Назади была верная погибель; впереди была надежда. Корабли были сожжены; не было другого спасения, кроме совокупного бегства, и на это совокупное бегство были устремлены все силы французов.
Чем дальше бежали французы, чем жальче были их остатки, в особенности после Березины, на которую, вследствие петербургского плана, возлагались особенные надежды, тем сильнее разгорались страсти русских начальников, обвинявших друг друга и в особенности Кутузова. Полагая, что неудача Березинского петербургского плана будет отнесена к нему, недовольство им, презрение к нему и подтрунивание над ним выражались сильнее и сильнее. Подтрунивание и презрение, само собой разумеется, выражалось в почтительной форме, в той форме, в которой Кутузов не мог и спросить, в чем и за что его обвиняют. С ним не говорили серьезно; докладывая ему и спрашивая его разрешения, делали вид исполнения печального обряда, а за спиной его подмигивали и на каждом шагу старались его обманывать.

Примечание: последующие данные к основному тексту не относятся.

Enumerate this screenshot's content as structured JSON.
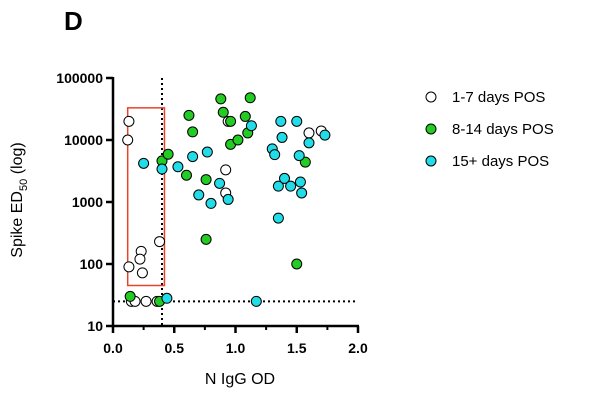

Всеми этими людьми, именно потому, что они не могли понимать его, было признано, что со стариком говорить нечего; что он никогда не поймет всего глубокомыслия их планов; что он будет отвечать свои фразы (им казалось, что это только фразы) о золотом мосте, о том, что за границу нельзя прийти с толпой бродяг, и т. п. Это всё они уже слышали от него. И все, что он говорил: например, то, что надо подождать провиант, что люди без сапог, все это было так просто, а все, что они предлагали, было так сложно и умно, что очевидно было для них, что он был глуп и стар, а они были не властные, гениальные полководцы.
В особенности после соединения армий блестящего адмирала и героя Петербурга Витгенштейна это настроение и штабная сплетня дошли до высших пределов. Кутузов видел это и, вздыхая, пожимал только плечами. Только один раз, после Березины, он рассердился и написал Бенигсену, доносившему отдельно государю, следующее письмо:
«По причине болезненных ваших припадков, извольте, ваше высокопревосходительство, с получения сего, отправиться в Калугу, где и ожидайте дальнейшего повеления и назначения от его императорского величества».
Но вслед за отсылкой Бенигсена к армии приехал великий князь Константин Павлович, делавший начало кампании и удаленный из армии Кутузовым. Теперь великий князь, приехав к армии, сообщил Кутузову о неудовольствии государя императора за слабые успехи наших войск и за медленность движения. Государь император сам на днях намеревался прибыть к армии.
Старый человек, столь же опытный в придворном деле, как и в военном, тот Кутузов, который в августе того же года был выбран главнокомандующим против воли государя, тот, который удалил наследника и великого князя из армии, тот, который своей властью, в противность воле государя, предписал оставление Москвы, этот Кутузов теперь тотчас же понял, что время его кончено, что роль его сыграна и что этой мнимой власти у него уже нет больше. И не по одним придворным отношениям он понял это. С одной стороны, он видел, что военное дело, то, в котором он играл свою роль, – кончено, и чувствовал, что его призвание исполнено. С другой стороны, он в то же самое время стал чувствовать физическую усталость в своем старом теле и необходимость физического отдыха.